Limitations & Future Work¶
- Computational efficiency is the primary weakness: COSMO-RC's training throughput is only 1/10 of SIREN's (33 vs. 350 GFLOPs/s), with both complex arithmetic and the prior embedder contributing overhead. Distillation into a real-valued network or approximate real-valued modulation schemes merit investigation.
- Discarding the imaginary part at the final layer may lose information: The entire network operates in the complex domain, yet only the real part is used as output. The imaginary part encodes meaningful phase information (e.g., image edges), and discarding it outright seems wasteful. An output strategy that exploits both real and imaginary parts warrants exploration.
- Fixing \(\beta = 0.05\) limits flexibility: The roll-off factor of the raised cosine is fixed, but signals of varying frequency complexity may require different roll-off characteristics. Making \(\beta\) a learnable parameter is a natural extension.
- Marginal advantage on inpainting and 3D occupancy: Spectral attenuation is inherently less severe for low-frequency-dominated tasks, so the gains from complex modulation are limited in these settings. The paper does not adequately discuss when complex modulation is unnecessary.
- Prior embedder introduces task-specific dependencies: ResNet-34 is used for images and ResNet3D-18 for 3D data; switching to a new modality requires selecting a new prior network, limiting generalizability.
Related Work & Insights¶
- vs. SIREN: The sinusoidal activation is an odd-symmetric function, causing all even-order Chebyshev coefficients to vanish and attenuating the post-activation spectrum at every other order. COSMO-RC completely resolves this via complex modulation, achieving +8.3 dB on Kodak.
- vs. WIRE: Wavelet activations address SIREN's global artifact problem, but their Chebyshev coefficients decay rapidly (compact support leads to small high-order coefficients), resulting in weak blueshift. The raised cosine basis of COSMO-RC significantly outperforms wavelets in coefficient decay.

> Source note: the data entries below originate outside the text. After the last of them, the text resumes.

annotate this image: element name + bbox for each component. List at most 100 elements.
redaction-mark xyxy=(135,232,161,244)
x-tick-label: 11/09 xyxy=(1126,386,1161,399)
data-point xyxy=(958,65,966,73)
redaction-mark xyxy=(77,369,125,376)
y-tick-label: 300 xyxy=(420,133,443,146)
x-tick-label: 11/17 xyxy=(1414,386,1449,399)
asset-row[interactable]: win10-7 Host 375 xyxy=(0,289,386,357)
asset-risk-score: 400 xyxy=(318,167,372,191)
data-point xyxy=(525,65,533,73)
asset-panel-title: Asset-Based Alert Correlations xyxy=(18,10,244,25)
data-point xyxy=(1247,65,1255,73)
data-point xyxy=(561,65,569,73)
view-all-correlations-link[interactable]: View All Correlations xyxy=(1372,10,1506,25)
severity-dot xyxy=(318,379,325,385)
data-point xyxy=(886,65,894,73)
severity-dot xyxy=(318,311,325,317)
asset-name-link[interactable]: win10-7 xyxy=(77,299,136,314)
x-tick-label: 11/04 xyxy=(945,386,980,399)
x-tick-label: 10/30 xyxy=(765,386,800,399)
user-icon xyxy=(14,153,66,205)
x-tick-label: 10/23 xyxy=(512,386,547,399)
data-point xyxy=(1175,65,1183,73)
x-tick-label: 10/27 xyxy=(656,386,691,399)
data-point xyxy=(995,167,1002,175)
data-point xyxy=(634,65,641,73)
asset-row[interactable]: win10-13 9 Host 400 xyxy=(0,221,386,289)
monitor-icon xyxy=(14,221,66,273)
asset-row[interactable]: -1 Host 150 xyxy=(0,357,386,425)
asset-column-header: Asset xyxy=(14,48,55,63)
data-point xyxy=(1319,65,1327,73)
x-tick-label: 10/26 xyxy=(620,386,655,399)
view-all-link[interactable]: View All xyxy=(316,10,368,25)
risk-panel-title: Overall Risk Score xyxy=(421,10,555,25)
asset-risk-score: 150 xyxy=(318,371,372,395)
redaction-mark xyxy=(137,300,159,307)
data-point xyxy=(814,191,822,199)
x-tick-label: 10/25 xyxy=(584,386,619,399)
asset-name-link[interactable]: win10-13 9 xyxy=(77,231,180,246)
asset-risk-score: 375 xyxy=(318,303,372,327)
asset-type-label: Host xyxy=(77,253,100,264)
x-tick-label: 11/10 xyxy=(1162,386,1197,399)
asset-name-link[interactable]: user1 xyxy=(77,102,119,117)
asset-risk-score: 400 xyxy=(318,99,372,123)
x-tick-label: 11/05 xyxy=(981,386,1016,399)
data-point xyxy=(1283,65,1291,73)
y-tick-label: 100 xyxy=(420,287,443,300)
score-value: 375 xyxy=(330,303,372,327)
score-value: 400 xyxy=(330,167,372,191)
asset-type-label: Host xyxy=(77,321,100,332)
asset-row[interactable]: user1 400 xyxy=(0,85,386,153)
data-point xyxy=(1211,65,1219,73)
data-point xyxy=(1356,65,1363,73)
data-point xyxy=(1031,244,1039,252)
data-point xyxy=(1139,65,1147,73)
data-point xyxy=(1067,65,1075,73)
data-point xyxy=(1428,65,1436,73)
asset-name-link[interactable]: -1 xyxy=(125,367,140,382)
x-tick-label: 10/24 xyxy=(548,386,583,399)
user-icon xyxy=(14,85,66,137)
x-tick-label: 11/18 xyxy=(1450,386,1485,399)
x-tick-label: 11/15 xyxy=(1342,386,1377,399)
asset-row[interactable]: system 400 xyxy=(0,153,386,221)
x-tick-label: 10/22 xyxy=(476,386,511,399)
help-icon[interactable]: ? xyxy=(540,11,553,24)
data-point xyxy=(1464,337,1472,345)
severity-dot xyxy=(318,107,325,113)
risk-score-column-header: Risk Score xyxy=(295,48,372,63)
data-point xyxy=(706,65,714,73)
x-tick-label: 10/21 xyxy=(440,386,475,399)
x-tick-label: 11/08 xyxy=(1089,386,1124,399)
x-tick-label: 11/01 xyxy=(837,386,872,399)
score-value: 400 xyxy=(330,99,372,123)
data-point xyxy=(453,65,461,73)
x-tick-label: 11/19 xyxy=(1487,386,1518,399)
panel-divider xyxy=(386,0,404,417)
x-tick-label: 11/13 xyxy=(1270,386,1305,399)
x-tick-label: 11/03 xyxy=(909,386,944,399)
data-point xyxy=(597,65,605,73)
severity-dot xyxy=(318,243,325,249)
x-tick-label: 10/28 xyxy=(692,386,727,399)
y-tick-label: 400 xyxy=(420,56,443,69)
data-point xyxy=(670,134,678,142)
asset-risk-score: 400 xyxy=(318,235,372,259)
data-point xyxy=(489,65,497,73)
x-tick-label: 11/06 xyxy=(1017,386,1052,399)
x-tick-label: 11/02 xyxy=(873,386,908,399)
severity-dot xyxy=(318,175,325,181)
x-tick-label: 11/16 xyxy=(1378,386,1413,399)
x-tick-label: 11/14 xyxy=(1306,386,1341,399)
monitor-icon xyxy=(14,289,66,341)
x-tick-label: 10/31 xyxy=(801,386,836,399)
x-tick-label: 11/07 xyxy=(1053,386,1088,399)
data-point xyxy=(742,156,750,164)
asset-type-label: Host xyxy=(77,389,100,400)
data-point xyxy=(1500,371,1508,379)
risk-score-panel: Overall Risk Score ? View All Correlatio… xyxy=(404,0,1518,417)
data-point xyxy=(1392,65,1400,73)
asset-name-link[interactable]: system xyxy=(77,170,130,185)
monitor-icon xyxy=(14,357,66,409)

- vs. INCODE: The prior embedder concept is inherited from INCODE; COSMO-RC adds sigmoid regularization to constrain parameter ranges and replaces the activation function. At the same architectural scale, PSNR improves by approximately +5.6 dB, indicating that activation function improvement is more impactful than architectural improvement.
- vs. FINER: FINER introduces learnable frequency parameters to increase the flexibility of sinusoidal activations, but does not address spectral attenuation induced by odd symmetry. COSMO-RC comprehensively outperforms FINER on super-resolution.
Rating¶
- Novelty: ⭐⭐⭐⭐ The symmetry-induced root cause of spectral attenuation is a genuinely new theoretical finding; the complex modulation scheme is backed by rigorous mathematical proof.
- Experimental Thoroughness: ⭐⭐⭐⭐ Covers six task categories—image reconstruction, denoising, super-resolution, inpainting, 3D occupancy, and NeRF—with ablations on computational efficiency and network scale.
- Writing Quality: ⭐⭐⭐⭐ Theoretical derivations are rigorous, and the logic chain from analysis to design to validation is complete.
- Value: ⭐⭐⭐⭐ Provides a generalizable spectral analysis framework for INR activation function design; the complex modulation scheme is plug-and-play.